Arthur T Knackerbracket has processed the following story:
The next time you're on a walk, consider stopping by that restaurant you've never been to or the local store you keep meaning to check out. They just might be the key to a vibrant local economy, according to a new study.
In a surprise finding based on anonymized cell phone mobility records, infrequent trips to places like restaurants and sports facilities—not the everyday office visit or school drop-off—accounted for the majority of differences in economic outcomes between neighborhoods.
The lesson for urban planners and individuals, researchers said, is to embrace the unusual.
[...] The activities with the strongest predictive power included French and New American restaurants, golf courses, hockey rinks, soccer games, and bagel shops. These kinds of activities accounted for just 2% of trips but explained more than 50% of the variation in economic outcomes between neighborhoods. Wang and his collaborators didn't initially expect these leisure activities to be so tied to local economic fortunes.

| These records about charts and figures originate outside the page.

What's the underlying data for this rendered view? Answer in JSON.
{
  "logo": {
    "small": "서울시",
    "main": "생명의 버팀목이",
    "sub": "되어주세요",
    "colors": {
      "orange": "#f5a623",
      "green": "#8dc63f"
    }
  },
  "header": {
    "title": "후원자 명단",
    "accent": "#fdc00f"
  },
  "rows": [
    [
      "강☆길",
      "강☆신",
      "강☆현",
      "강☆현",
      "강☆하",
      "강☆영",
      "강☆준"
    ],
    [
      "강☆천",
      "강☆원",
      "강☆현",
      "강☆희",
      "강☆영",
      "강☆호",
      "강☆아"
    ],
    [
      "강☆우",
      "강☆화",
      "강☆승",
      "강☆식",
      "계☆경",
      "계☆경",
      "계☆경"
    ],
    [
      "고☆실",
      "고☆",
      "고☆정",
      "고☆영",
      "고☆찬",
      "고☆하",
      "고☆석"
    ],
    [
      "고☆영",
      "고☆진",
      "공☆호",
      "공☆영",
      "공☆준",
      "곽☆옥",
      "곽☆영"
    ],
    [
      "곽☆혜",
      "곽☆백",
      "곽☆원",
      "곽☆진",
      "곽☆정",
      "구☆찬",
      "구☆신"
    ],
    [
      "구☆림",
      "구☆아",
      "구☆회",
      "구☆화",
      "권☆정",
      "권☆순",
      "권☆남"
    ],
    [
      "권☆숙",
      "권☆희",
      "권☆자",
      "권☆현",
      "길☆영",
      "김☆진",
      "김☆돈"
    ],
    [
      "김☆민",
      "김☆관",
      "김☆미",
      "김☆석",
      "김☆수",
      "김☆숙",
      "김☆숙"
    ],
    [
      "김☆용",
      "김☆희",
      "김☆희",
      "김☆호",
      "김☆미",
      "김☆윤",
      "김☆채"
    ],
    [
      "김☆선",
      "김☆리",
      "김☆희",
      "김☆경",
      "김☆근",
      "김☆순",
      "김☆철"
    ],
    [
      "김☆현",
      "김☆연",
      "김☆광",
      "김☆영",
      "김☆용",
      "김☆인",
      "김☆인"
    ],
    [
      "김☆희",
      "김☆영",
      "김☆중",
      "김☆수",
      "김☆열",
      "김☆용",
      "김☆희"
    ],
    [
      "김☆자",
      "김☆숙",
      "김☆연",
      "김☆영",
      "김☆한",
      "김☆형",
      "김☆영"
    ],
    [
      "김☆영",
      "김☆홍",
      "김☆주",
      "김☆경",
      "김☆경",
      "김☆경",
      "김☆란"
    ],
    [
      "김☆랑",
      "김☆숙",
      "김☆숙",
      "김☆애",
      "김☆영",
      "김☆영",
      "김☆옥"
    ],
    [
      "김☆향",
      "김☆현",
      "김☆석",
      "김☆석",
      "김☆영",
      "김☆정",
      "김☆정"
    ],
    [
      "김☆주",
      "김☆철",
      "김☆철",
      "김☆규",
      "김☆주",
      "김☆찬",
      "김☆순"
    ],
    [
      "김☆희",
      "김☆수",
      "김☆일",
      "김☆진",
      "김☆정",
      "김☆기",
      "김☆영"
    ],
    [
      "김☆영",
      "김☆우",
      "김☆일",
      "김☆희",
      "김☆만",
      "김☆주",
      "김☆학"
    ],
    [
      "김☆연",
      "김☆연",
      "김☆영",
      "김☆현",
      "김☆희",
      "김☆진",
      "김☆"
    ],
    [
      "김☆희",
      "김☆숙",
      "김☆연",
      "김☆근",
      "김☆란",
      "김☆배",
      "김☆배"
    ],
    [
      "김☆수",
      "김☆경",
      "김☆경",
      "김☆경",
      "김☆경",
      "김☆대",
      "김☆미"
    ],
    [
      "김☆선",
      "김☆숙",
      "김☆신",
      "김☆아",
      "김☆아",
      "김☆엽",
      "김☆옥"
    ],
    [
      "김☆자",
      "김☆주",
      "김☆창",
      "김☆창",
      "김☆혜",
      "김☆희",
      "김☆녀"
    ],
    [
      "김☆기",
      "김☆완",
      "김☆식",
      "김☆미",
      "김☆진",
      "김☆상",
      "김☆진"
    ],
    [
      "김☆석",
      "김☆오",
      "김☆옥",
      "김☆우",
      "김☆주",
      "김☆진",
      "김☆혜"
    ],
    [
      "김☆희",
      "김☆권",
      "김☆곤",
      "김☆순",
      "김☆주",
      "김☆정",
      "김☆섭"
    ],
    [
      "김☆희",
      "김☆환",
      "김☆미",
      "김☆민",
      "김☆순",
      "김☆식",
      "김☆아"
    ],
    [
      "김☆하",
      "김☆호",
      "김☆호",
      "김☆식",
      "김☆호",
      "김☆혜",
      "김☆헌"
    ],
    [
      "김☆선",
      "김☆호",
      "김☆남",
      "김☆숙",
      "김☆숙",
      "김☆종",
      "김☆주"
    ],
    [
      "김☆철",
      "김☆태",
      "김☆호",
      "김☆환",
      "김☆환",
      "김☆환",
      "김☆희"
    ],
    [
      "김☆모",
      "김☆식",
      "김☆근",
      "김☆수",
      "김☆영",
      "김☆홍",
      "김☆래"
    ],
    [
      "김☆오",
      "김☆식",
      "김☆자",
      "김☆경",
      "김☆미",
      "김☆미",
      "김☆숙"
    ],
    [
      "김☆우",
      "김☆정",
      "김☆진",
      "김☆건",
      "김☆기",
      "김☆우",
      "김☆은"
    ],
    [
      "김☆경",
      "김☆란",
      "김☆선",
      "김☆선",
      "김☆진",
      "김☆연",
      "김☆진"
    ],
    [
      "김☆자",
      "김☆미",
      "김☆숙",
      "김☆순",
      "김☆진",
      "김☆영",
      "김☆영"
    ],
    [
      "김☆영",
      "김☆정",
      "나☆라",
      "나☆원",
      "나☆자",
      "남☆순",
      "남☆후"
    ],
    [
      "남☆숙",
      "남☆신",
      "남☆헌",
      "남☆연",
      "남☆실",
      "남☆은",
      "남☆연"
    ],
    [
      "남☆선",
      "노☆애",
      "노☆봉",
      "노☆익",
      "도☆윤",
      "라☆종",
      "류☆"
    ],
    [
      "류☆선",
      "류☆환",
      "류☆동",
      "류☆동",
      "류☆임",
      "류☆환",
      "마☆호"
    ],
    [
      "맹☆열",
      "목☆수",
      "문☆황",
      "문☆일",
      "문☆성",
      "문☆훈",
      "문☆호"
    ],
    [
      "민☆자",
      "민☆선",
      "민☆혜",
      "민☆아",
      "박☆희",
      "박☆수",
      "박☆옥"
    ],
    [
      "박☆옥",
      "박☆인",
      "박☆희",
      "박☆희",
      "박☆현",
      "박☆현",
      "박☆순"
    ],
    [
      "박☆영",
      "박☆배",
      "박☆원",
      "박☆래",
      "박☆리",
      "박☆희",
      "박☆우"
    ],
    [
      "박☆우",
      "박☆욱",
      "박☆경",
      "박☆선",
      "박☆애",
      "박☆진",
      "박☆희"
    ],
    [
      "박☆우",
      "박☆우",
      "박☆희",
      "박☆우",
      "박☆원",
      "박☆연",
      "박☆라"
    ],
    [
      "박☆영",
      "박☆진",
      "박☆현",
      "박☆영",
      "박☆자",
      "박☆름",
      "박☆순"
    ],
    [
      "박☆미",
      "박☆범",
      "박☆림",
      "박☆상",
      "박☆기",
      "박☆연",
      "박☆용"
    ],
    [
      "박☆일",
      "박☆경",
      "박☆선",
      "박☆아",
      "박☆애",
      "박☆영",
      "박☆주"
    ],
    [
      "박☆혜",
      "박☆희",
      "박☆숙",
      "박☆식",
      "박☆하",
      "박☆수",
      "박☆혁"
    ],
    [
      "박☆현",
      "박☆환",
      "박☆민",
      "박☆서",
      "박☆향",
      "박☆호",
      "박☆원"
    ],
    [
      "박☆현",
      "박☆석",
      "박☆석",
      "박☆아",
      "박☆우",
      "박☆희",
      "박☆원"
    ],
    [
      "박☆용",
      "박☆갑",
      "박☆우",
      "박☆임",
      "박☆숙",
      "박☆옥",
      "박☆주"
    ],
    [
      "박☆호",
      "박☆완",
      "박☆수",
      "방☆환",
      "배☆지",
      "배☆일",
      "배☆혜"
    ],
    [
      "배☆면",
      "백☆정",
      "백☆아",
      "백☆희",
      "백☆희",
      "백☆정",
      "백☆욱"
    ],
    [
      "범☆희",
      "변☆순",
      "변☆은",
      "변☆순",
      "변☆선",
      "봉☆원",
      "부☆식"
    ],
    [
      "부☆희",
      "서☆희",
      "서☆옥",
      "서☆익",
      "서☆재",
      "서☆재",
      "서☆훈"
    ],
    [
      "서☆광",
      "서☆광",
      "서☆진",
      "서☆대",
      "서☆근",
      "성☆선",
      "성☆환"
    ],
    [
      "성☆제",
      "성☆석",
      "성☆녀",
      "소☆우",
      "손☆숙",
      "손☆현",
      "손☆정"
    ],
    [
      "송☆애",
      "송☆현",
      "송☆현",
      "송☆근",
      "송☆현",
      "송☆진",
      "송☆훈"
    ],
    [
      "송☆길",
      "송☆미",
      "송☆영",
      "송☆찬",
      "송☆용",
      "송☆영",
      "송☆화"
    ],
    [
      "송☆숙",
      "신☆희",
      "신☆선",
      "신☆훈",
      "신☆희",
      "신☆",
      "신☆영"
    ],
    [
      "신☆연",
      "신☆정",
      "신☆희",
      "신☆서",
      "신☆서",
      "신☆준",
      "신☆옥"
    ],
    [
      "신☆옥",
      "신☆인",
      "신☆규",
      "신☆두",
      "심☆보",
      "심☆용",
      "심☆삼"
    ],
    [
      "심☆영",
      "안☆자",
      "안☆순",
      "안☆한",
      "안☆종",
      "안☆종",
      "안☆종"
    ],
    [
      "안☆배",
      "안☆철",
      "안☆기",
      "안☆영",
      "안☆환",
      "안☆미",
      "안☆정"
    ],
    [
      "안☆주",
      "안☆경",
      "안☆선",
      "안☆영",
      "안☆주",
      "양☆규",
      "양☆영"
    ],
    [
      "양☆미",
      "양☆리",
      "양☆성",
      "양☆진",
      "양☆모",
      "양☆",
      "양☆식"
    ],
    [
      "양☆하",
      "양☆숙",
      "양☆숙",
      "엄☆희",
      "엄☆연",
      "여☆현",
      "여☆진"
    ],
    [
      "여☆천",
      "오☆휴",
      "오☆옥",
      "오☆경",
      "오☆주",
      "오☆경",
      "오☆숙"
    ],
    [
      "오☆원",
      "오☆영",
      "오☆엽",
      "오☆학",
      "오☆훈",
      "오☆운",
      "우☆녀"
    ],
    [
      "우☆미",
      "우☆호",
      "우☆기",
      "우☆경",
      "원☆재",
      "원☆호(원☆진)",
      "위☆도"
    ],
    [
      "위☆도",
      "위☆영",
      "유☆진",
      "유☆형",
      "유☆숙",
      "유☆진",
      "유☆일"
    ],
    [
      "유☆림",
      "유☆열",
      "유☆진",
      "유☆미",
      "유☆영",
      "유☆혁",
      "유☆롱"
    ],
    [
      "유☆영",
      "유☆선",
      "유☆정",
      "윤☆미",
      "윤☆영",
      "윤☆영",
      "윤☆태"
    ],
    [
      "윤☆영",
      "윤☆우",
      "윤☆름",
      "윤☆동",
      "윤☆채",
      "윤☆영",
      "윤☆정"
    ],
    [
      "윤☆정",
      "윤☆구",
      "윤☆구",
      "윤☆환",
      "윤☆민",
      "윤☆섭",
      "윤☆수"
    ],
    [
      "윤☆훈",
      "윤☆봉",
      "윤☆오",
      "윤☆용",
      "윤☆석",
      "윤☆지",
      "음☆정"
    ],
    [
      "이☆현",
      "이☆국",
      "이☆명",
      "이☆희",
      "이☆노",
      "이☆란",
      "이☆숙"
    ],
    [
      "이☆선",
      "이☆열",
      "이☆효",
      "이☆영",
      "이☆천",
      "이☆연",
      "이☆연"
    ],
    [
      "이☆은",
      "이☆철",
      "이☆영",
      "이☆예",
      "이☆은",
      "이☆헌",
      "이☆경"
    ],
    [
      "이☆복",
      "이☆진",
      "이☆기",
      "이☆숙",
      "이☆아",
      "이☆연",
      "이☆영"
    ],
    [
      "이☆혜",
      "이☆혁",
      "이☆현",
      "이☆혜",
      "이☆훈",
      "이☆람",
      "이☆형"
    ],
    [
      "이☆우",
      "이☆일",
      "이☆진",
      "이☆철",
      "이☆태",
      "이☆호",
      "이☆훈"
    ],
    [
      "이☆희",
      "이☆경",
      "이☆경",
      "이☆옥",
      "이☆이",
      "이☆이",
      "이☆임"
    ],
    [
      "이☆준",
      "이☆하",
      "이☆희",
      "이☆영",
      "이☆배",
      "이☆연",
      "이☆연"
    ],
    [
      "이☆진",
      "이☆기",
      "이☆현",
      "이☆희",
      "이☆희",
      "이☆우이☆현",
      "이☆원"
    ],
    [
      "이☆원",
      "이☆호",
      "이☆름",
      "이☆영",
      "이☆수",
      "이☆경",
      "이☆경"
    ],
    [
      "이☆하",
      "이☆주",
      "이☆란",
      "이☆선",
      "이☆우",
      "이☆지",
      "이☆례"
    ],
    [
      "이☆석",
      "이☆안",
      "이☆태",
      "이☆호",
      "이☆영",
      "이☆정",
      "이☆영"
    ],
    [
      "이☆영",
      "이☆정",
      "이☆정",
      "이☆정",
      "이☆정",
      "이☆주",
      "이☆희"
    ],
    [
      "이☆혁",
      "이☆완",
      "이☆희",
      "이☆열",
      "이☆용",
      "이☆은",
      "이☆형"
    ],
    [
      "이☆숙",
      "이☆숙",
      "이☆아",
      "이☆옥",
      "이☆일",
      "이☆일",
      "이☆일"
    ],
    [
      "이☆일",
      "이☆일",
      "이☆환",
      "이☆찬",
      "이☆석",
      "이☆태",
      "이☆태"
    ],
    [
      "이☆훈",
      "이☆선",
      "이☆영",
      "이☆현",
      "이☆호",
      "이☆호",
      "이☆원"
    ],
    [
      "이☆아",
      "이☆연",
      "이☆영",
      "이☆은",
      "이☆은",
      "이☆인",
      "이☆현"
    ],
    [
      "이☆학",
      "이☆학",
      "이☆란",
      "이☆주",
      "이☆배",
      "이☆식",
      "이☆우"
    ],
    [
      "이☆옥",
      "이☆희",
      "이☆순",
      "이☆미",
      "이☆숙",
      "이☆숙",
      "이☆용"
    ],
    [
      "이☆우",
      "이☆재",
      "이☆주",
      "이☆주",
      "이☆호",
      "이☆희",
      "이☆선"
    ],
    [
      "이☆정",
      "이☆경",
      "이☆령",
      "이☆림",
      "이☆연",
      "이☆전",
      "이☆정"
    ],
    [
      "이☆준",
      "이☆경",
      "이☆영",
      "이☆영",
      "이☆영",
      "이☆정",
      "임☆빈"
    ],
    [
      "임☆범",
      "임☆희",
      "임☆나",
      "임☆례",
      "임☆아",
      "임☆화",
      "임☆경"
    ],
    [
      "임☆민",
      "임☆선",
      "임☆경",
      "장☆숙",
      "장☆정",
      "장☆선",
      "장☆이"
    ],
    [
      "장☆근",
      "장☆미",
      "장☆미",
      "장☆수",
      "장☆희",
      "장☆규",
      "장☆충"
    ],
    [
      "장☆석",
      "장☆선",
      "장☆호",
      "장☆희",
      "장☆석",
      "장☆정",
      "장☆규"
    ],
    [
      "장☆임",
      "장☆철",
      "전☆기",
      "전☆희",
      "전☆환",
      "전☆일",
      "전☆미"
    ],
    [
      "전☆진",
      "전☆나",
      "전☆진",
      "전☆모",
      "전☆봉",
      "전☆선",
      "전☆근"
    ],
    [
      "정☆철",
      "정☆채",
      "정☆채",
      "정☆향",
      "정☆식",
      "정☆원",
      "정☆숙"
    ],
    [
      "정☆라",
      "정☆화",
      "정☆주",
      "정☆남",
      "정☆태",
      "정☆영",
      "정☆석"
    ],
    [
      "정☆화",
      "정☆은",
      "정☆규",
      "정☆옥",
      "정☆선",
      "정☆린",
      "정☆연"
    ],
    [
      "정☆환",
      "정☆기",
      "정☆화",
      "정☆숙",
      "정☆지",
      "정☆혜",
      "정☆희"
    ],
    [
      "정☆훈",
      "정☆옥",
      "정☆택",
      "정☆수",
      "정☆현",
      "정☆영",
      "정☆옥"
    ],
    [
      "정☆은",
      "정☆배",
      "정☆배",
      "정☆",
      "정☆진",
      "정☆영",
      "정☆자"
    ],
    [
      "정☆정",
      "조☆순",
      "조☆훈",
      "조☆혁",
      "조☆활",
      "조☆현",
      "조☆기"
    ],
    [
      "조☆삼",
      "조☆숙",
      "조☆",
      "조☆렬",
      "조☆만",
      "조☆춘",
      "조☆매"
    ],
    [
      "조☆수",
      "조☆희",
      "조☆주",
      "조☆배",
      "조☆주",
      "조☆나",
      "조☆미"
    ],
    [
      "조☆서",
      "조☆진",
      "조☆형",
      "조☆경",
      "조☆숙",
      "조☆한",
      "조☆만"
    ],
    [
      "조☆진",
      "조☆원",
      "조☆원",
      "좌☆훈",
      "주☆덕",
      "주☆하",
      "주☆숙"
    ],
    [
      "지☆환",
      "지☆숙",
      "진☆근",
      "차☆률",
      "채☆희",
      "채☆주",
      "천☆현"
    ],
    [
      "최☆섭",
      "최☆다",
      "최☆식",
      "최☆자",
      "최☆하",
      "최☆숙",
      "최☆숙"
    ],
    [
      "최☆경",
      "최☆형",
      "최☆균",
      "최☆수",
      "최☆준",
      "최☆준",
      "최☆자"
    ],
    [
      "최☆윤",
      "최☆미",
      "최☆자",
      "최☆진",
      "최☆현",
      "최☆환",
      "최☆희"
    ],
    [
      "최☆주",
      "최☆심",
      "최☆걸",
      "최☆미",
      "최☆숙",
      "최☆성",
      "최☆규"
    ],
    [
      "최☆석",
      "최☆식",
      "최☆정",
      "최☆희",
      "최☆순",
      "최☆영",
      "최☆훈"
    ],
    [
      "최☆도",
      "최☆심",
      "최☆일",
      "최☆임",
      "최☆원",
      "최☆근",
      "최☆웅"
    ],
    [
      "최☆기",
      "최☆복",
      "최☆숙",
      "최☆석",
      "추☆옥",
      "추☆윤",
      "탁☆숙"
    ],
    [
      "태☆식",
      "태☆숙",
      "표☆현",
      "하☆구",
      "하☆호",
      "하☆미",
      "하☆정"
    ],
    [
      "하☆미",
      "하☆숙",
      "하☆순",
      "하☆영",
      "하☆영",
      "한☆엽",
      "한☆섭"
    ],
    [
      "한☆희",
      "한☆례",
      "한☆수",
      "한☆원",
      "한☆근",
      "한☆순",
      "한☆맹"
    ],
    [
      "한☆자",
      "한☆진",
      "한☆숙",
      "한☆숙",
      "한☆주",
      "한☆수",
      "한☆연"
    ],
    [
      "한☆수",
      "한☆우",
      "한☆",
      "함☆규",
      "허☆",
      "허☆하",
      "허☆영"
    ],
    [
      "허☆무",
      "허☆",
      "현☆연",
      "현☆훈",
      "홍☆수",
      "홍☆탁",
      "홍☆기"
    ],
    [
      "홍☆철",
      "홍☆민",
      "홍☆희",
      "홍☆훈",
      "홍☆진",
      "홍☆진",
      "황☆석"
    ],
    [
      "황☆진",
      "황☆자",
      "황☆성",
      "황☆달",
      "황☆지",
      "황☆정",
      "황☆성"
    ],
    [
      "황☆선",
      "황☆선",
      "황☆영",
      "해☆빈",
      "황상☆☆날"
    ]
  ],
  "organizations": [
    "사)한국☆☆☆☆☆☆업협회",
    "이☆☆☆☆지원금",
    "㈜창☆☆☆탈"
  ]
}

[...] "Those irregular and infrequent activities are correlated with explorative behavior, the tendency of some groups to seek out opportunities, connect with different people, and create new businesses," said Esteban Moro, Ph.D., a professor at Northeastern University, who co-led the study. "Looking at those infrequent activities, we are directly looking at current and potential economic opportunities in the future."
[...] What was most surprising was that trips to the office—where we earn our money—were not strongly associated with income or property values. Rather, it's how we spend our free time that drives the economic vibrancy of cities.
Journal Reference:
Wang, S., Zheng, Y., Wang, G. et al. Infrequent activities predict economic outcomes in major American cities. Nat Cities (2024). https://doi.org/10.1038/s44284-024-00051-7
(Score: 2) by JoeMerchant on Monday March 25 2024, @03:26PM
We live in a "commercially overbuilt" city - strip mall square footage is cheap. The (massive) K-mart that went out of business 8 years ago still stands vacant, and we've got a over 1 million square feet in a 1.4 million square foot shopping mall standing vacant as well - although the 4 million square feet of strip malls within a mile of it are mostly doing well.
It's great for restaurant startups, game cafes, etc. but it also frequently gets filled with vape shops, nail salons, comic shops, dollar trees, tattoo parlors and other super low-rent indicators - when it's not altogether empty.
With housing the way it is, they really should consider converting some of those old vacant shopping spaces to "Loft apartments" - it would become a very walkable neighborhood for people who don't mind living in an ex-Baby Gap.